Changes to the SLAs will Zurich will provide at least 30 days’ notice for changes to the SLAs.

11. Term and Termination

The term will commence on the date upon which You agree to these Terms and will continue until terminated as set forth below.

You may stop using our APIs at any time with or without notice however charging will continue to apply to the next billing cycle. Further, if you want to terminate the Terms, you must provide Zurich with prior written notice and upon termination, cease your use of the applicable APIs.

Zurich may suspend or terminate the Customer’s use of the API at any time if we believe You have violated the API Terms.

Upon termination of these Terms, all rights and licenses granted to You will terminate immediately.

12. License fees and payment terms

Usage of the API is charged via an annual charge to your nominated cost centre.

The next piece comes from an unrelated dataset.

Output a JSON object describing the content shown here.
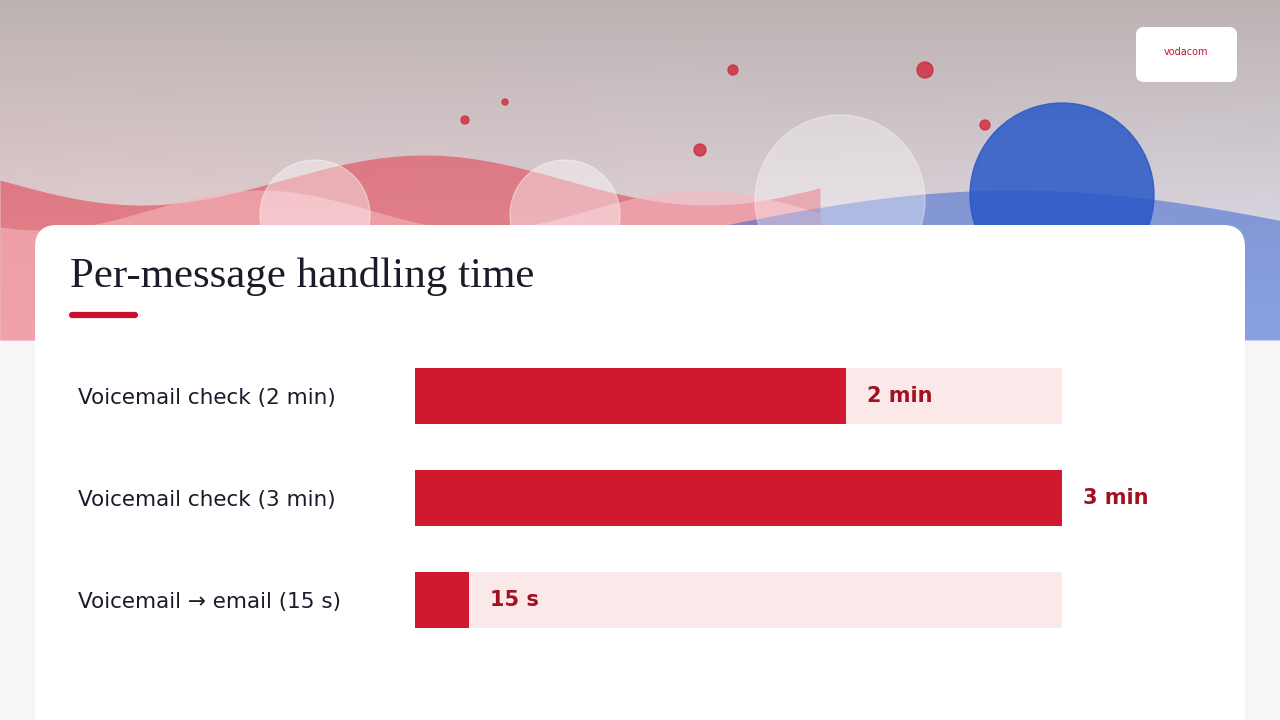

This charge will be applied 30 days after service commencement once the 30 day trial window has elapsed. If you notify Zurich GDP before the 30 day trial window has elapsed you can exit the service without charge. Zurich reserves the right to modify the fees for the future use of and/or continued access to the API in our sole discretion. We will provide at least 30 days' notice of any variation.

If you decide to terminate the service the service will remain available for you until the next annual cycle. Due to our need to pre-pay for the service we will not offer partial refunds.

If we do change the fee for use of the API or any tools and features, You do not have any obligation to continue to use Our resources.

13. Nondisclosure

You acknowledge and agree that Zurich considers the API access credentials and non-public information about the API and API Content disclosed to You to be confidential and proprietary information of Zurich (“Confidential Information”) which may not be disclosed to any third party, except contractors working on Your behalf who are subject to non-disclosure obligations that sufficiently protect such information, without the prior written consent of Zurich.